BUSINESS

India's ID project catches fancy of US lawmakers

By Lalit K Jha in Washington
July 23, 2009
With work poised to begin on providing unique identification cards to all Indians, the ambitious project has already caught the attention in the US, with lawmakers asking the government why it could not implement a similar project here.

"So they (India) are taking on a humongous scale something that we have been struggling with for 20 years," John Cornyn, the Republican Senator from Texas, said this week during a Congressional hearing on the country's employment verification system.

Ex-Infosys Chairman Nandan Nilekani has taken over as head of an authority that will work on the project of giving unique identification numbers and cards to all citizens.

"The predicted cost is three billion pounds for 1.2 billion citizens and will replace what right now is 20 different proofs of identity that are available and require in

the words of the gentleman who's been appointed to head up this project a ubiquitous online database, and that will have to be impregnable to protect against loss of information," Cornyn said. He is also the Co-Chair of the Friends of India Caucus in the Senate. 

Senator Cornyn went on to ask Lynden Melmed, former Chief Counsel, US Citizenship and Immigration Services: "Why is it that we've been struggling for 20 years to do this, Mr Melmed?

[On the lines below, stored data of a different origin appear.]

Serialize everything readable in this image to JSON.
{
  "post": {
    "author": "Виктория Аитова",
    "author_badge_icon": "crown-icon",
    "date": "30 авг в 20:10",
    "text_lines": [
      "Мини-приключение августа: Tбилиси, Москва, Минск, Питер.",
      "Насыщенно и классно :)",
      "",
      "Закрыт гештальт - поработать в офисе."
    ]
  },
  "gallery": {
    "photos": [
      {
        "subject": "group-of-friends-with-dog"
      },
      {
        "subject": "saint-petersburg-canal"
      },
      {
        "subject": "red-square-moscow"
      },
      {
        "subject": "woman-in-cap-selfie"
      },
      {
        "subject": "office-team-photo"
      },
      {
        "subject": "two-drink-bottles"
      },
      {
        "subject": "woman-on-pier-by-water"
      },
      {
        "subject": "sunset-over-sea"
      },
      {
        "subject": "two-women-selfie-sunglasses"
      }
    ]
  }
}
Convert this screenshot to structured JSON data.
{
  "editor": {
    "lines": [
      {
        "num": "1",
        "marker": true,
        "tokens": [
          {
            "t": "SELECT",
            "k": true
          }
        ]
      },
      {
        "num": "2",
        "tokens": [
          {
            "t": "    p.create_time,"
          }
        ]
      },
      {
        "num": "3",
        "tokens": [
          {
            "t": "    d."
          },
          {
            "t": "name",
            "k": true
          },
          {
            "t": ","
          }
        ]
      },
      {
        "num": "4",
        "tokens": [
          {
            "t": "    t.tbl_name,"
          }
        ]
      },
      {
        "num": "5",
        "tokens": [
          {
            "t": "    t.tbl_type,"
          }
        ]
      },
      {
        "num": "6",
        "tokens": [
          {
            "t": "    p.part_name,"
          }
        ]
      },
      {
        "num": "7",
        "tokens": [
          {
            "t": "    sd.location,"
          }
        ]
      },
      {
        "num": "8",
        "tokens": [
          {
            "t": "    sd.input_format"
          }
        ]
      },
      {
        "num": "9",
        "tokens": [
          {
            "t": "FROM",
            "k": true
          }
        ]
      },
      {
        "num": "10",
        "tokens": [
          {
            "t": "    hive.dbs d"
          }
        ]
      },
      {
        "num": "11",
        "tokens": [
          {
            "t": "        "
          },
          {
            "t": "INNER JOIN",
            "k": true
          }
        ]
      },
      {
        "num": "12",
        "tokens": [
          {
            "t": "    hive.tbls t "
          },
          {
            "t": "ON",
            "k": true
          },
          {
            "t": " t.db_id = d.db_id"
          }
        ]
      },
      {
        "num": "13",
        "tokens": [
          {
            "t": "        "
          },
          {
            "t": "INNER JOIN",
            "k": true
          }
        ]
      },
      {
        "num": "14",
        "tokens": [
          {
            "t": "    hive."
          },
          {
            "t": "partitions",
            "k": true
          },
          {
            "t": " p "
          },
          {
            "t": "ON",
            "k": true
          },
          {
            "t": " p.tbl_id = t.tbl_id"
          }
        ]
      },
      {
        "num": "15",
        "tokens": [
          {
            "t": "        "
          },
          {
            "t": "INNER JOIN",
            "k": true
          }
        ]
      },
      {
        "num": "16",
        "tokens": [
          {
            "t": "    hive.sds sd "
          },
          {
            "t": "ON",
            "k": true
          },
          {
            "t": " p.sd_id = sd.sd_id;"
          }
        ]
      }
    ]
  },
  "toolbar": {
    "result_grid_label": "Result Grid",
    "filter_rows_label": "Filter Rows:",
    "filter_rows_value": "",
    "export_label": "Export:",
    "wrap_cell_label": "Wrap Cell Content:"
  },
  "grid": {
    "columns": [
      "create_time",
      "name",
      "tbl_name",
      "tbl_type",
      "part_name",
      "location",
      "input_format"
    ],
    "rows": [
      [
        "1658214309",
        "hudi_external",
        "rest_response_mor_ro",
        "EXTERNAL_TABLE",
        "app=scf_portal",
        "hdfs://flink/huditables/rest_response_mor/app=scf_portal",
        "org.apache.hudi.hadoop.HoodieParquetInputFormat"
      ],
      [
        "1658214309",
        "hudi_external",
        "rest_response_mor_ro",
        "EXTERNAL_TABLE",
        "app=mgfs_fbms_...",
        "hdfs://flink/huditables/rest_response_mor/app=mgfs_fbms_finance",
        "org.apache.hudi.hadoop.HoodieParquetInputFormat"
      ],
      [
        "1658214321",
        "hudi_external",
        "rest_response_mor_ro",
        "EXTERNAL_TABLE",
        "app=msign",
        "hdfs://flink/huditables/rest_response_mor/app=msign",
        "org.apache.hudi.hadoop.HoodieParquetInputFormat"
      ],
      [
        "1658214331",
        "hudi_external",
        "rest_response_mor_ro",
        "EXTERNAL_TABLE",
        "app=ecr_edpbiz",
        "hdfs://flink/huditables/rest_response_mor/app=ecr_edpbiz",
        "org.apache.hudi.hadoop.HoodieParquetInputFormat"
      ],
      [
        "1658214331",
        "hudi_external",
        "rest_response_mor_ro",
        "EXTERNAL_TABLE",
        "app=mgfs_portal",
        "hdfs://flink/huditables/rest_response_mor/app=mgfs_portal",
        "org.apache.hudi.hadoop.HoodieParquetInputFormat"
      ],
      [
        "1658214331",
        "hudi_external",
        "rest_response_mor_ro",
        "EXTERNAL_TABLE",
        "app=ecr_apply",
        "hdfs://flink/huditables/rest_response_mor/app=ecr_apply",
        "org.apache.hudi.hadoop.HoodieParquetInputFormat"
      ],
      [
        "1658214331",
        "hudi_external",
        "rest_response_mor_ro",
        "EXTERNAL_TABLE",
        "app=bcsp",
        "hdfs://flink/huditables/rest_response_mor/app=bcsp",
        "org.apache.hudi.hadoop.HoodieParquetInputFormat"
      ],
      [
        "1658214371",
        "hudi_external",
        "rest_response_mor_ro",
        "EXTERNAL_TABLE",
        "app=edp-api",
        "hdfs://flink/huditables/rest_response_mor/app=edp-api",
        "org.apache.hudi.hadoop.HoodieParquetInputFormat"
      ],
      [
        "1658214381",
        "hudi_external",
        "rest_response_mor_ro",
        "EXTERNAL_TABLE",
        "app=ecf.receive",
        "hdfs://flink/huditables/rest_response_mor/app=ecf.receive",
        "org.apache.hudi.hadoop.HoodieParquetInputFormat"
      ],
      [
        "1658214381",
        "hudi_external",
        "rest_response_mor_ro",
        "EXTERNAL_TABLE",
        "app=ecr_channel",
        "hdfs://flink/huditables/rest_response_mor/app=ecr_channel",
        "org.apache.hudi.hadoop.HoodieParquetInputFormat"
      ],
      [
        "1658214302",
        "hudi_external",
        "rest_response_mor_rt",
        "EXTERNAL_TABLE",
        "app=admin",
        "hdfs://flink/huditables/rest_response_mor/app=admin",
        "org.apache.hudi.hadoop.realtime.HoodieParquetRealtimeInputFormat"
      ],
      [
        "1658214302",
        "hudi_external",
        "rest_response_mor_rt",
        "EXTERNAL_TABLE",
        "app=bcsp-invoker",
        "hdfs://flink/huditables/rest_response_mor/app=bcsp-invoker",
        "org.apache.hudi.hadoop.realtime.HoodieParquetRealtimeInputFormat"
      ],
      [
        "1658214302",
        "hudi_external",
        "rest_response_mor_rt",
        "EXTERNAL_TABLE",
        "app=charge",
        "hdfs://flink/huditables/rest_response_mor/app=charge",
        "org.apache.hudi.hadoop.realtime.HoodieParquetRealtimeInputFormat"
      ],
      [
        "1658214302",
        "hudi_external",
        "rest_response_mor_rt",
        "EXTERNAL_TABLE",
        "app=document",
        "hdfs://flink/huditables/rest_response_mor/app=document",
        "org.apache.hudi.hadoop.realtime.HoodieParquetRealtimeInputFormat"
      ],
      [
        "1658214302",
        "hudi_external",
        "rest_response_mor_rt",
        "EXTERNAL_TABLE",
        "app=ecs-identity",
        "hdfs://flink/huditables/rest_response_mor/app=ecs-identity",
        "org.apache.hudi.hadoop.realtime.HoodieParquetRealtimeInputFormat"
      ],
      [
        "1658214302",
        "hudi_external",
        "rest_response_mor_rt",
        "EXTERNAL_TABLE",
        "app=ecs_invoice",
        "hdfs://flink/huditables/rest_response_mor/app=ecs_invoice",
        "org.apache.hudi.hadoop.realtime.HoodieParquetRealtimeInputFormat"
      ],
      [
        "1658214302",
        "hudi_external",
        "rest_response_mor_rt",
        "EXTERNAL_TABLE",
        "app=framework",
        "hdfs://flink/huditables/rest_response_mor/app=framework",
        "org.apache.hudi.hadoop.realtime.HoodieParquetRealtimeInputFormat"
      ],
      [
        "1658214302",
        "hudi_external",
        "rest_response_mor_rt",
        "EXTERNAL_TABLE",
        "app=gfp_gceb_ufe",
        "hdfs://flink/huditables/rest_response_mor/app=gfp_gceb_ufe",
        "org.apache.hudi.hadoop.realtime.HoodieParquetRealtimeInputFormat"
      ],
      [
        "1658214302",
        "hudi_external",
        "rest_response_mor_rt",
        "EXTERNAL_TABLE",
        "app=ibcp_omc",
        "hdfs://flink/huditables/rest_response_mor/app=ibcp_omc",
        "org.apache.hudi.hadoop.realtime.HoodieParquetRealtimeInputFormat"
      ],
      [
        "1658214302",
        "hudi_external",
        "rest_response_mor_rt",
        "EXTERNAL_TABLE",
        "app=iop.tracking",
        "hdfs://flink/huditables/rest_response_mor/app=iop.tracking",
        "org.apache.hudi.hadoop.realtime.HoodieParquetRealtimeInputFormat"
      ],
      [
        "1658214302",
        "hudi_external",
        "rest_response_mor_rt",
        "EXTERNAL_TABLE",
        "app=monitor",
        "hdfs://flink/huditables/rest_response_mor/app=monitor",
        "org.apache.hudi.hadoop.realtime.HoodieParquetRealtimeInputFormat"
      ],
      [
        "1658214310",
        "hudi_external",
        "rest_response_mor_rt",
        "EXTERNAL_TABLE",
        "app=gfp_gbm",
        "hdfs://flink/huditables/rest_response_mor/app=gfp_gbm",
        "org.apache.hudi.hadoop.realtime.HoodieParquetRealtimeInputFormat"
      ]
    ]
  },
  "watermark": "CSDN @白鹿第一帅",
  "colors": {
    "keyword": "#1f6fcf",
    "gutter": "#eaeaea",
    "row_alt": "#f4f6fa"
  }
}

Do you think it's because we lack the knowledge, or is it a lack of political will?"

Testifying before the Immigration, Refugees and Border Security Subcommittee of the Senate Judiciary Committee, Melmed said it is partly due to lack of technological capabilities and partly due to reluctance on the part of the people to accept it.

"I think there are two limitations over the past 20 years. The first is technological. "The capabilities that the government has today are far superior than it had 20 years ago, and even the discussion about the issue of an identification document when I have looked at the Congressional testimony from the 1986 debate surrounding a national ID card, it is a different environment and I think Americans are much more comfortable with the use of identification throughout their lives," Melmed said.

"So I think it's a mix of both technological developments and social acceptance of the use of technology. I think more recently, however, it's just a challenge of coordinating employment verification with the other issues related to immigration reform and the recognition that dealing with the workplace with illegal workers in the workplace is inextricably tied to fixing the legal side of the immigration system," Melmed noted.